This puts immense pressure on smaller companies which might have to go through bigger players trying to outdo them by committing higher investments
According to a report by The Financial Express, the department of telecommunications (DoT) has framed the draft guidelines for the production-linked incentive (PLI) scheme for telecom equipment in such a manner that will provide an edge to companies committing higher investments to qualify for it, which could potentially lead to intense competition among component makers wishing to reap the incentive benefits.
Major telecom equipment manufacturers like Nokia, Ericsson, Cisco as well as contract manufacturers like Dixcon and Foxconn may apply for the yet-to-be-announced PLI scheme, but the fight to qualify for it might be tougher than the prior ones.
As per the publication, the draft guidelines would need these companies to agree to invest over and above the base threshold, and if the set outlay gets exhausted once a few companies commit higher amounts, then chances are there that some may get left out.
The DoT plans to select a total of 20 companies under the scheme – 10 from the micro, small and medium enterprises (MSMEs) and 10 from the general pool which could include global telecom vendors like Nokia, Ericsson, etc.
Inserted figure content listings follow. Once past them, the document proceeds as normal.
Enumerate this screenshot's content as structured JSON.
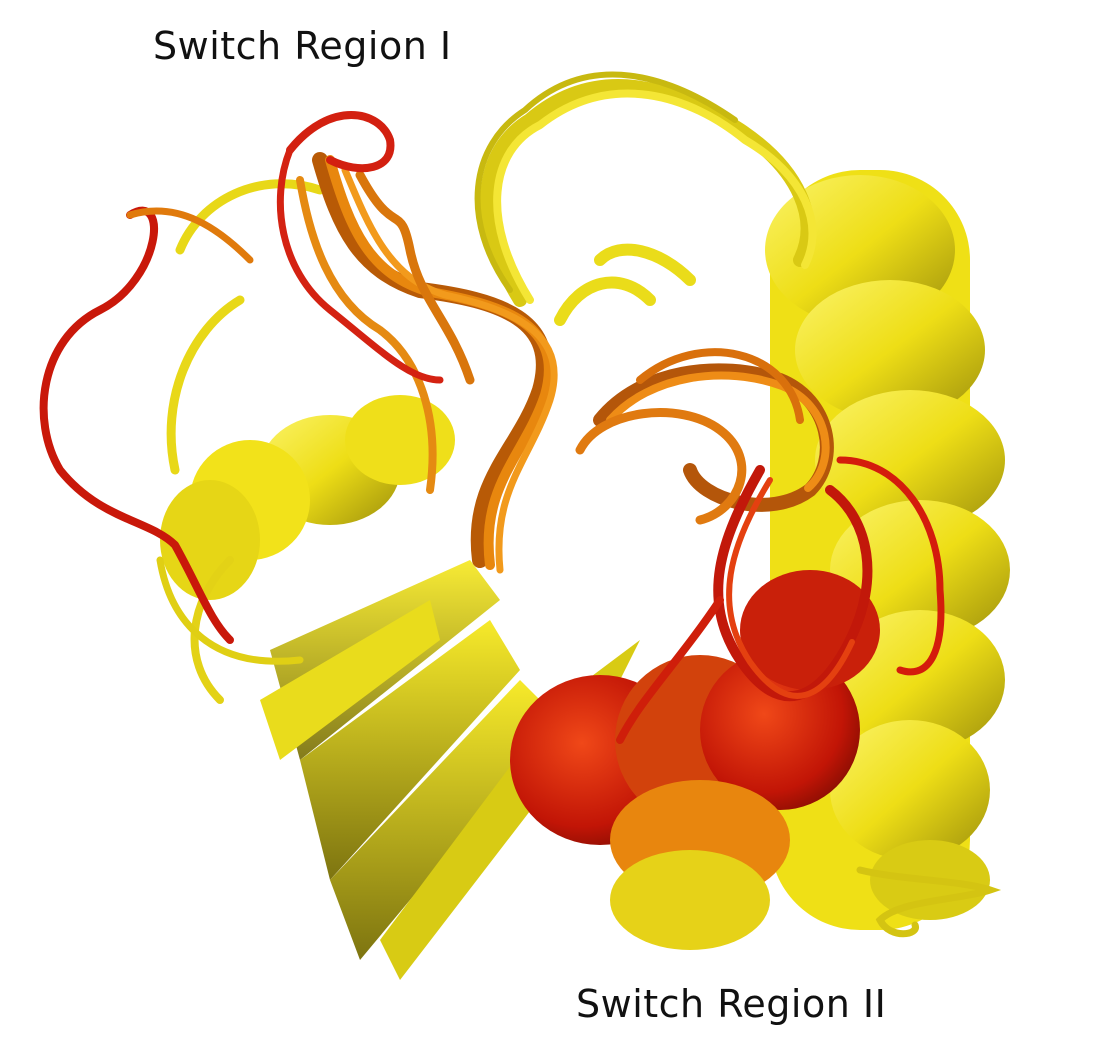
{
  "labels": {
    "region1": "Switch Region I",
    "region2": "Switch Region II"
  },
  "colors": {
    "background": "#ffffff",
    "stable": "#f2e21a",
    "stable_dark": "#a89a10",
    "intermediate": "#e8870e",
    "flexible": "#d81c0a",
    "text": "#111111"
  },
  "image": {
    "subject": "superposed-protein-ribbon-ensemble",
    "coloring": "flexibility-gradient-yellow-orange-red"
  }
}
However, with the guidelines being set, it is not necessary that 10 companies would be able to make the cut within the 10 open for non-MSME firms.
This puts immense pressure on smaller companies that might have to go through bigger players trying to outdo them by committing higher investments, highlights the report.
Nonetheless, no such higher investment criteria have been laid down for MSME firms as the government does not expect them to invest much higher than the base amount of Rs 10 crore.
The draft is expected to be announced this week once it is green-lit by the Ministry of Commerce, Department for promotion of industry and internal trade (DPIIT) and Niti Aayog.